I love the process of writing. I love exploring characters and their emotions. I love the sense of achievement when I’ve typed The End. And of course I love hearing from my readers! It is so humbling to be told your book/s have touched someone deeply.
If you could have your time over what would you do differently?
I would have started writing earlier. I talked about writing a book for years without ever doing it. I’m so glad I eventually sat down and believed in myself enough to do it. It horrifies me that I could have so easily missed out on the joys of being a published author.

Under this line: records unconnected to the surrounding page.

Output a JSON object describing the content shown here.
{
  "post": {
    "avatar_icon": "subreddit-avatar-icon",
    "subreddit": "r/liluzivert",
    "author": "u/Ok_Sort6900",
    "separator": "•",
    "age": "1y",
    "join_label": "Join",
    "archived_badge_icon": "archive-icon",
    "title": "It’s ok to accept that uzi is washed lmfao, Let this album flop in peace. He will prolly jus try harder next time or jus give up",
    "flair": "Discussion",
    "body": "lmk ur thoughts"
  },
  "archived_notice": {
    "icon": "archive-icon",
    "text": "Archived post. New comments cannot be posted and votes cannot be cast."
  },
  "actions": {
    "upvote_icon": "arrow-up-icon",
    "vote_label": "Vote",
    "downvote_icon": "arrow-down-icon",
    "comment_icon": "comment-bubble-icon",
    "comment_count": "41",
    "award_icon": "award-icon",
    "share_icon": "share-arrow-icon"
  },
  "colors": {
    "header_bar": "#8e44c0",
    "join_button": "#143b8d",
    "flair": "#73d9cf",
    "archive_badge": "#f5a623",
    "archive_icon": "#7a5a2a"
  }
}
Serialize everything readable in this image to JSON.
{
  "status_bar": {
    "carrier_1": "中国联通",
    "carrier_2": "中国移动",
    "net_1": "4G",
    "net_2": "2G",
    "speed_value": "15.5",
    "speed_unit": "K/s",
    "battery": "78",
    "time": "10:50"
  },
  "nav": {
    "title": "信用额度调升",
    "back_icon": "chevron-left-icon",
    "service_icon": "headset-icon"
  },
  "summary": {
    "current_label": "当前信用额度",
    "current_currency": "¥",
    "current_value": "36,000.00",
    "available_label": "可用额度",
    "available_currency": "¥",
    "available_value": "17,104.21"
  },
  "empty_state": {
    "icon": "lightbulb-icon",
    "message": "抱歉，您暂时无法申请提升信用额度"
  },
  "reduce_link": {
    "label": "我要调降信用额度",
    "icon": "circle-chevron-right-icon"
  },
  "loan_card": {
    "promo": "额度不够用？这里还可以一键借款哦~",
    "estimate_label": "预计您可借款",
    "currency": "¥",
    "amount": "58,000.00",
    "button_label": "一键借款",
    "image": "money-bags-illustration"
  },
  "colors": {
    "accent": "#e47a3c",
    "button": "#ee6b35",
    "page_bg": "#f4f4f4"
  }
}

What are three words that best describe you?
Enthusiastic, passionate and energetic.
What advice would you give aspiring writers?
Everyone says it: read, read and read. I think that’s terribly important but what is even more important is to write. It is in the process of putting words on a page that you learn how storytelling works. You can’t read it in a book or learn it in a workshop quite the same way as doing it for yourself, finding your voice, developing your unique way of saying what you want to say. I read thousands of books over the years but it was only by sitting down and writing that I found my voice and style.

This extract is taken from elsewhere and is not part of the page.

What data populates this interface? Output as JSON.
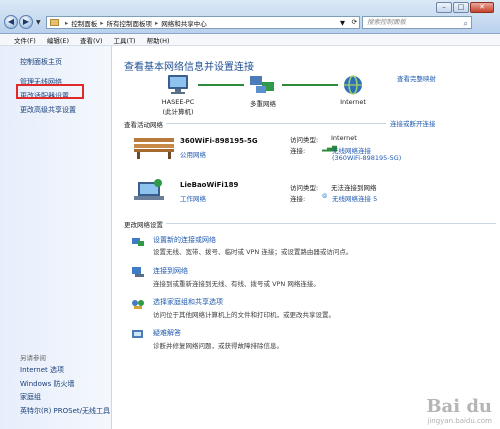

You write for both Harlequin Presents/Modern and the Medical romance line. Is it difficult moving between the two?
My voice is the same so I don’t find it difficult at all. I have the same amount of sensuality, and while the heroes in a medical might not be quite as alpha as in a Presents/Modern, mine usually are.

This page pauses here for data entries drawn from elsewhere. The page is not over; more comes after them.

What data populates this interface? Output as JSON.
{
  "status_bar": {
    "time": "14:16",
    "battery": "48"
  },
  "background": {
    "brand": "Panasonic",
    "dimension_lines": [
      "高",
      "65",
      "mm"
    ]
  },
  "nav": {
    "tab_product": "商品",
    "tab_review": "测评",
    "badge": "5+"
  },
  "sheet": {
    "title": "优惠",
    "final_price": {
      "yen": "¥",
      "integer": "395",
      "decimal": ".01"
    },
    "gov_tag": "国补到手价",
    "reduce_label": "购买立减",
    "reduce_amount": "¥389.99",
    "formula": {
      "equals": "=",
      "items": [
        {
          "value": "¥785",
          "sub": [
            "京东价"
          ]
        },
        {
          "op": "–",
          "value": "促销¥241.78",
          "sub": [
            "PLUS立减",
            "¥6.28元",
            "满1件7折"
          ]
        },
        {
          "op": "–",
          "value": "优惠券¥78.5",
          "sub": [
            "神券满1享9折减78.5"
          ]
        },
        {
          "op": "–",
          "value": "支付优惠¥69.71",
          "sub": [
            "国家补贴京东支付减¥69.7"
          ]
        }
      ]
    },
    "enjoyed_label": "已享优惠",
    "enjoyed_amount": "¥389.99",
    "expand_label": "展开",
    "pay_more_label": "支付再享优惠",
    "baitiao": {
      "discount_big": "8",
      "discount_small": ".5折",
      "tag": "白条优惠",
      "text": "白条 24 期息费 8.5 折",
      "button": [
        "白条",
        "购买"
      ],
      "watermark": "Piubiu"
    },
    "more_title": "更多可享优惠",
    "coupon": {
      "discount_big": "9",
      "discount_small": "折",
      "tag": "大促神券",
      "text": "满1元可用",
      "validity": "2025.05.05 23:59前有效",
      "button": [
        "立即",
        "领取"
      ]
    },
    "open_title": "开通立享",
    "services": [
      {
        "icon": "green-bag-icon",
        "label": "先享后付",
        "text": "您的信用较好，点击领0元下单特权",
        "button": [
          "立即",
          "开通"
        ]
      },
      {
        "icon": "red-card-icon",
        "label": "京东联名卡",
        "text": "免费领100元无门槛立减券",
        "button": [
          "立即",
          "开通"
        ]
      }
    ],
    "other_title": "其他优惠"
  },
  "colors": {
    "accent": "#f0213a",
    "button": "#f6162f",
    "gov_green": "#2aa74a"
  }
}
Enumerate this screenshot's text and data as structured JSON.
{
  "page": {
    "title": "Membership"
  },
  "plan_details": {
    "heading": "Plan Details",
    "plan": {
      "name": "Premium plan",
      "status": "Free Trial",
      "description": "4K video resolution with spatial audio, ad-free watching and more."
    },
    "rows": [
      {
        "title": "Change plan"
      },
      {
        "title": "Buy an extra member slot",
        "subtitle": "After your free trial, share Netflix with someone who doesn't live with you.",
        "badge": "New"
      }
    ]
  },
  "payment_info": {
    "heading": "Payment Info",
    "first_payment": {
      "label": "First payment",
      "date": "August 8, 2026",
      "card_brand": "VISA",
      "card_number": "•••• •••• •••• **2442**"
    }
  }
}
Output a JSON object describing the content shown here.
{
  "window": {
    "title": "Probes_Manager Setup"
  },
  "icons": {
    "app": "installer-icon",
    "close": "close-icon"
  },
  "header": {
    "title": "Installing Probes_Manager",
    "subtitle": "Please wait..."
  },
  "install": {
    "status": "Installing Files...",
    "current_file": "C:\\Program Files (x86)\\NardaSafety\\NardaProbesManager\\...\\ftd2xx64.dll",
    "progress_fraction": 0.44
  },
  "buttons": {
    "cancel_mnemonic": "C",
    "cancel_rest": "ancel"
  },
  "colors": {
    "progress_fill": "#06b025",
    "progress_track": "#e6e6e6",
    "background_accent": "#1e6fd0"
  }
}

Do you ever suffer from writer’s block and how do you overcome it?
I have never had writer’s block per se but I’ve had scene block, setting block or character block. If I have stalled it is usually because the story isn’t strong enough in some way, or I’ve overwritten it, or written myself into a corner. I find it helps to go for a long walk to clear my head. Even taking a day or two off when I ban myself from my work in progress and just read can be an amazing breakthrough. Staring at the screen in a rising panic never works.
How long does it take to write a book?
I’m a fast writer so usually it takes me four to six weeks. I like to have the framework of the story there and then I can deepen the emotional intensity and conflict. It helps to have some distance from it and then go back with new eyes to see how I can make it better.
What do you do when you are not writing?
I read and watch movies, have coffee and people watch. I have regular massage, which helps me to relax. I envy serene, chilled out people. I haven’t got an off switch. My mind is revved like a Ferrari. I’m always thinking of the next story I want to write. I drive myself nuts!
What is your writing routine?
I find it hard to write straight off the block. I have to get other things tidied up first or I can’t get in the zone. I do all the business stuff first thing, and then I go for my walk or my swim before I sit in front of my computer. It is usually late morning or just after lunch and I work until it’s time to do something about dinner. I have numerous cups of tea and the odd biscuit to keep me going!
Are you a plotter/outliner or a wing- it, see how it goes type of writer?
I used to think I was a wing-it writer but lately I’ve realized I do both. Some books seem to write themselves, but I think it’s because I’ve done a lot of subconscious processing before I sat down to write them. There is no right way to do it. I think each writer has his or her own process. I switch between both processes now depending on the book and the amount of time I’ve had to indulge in thinking time.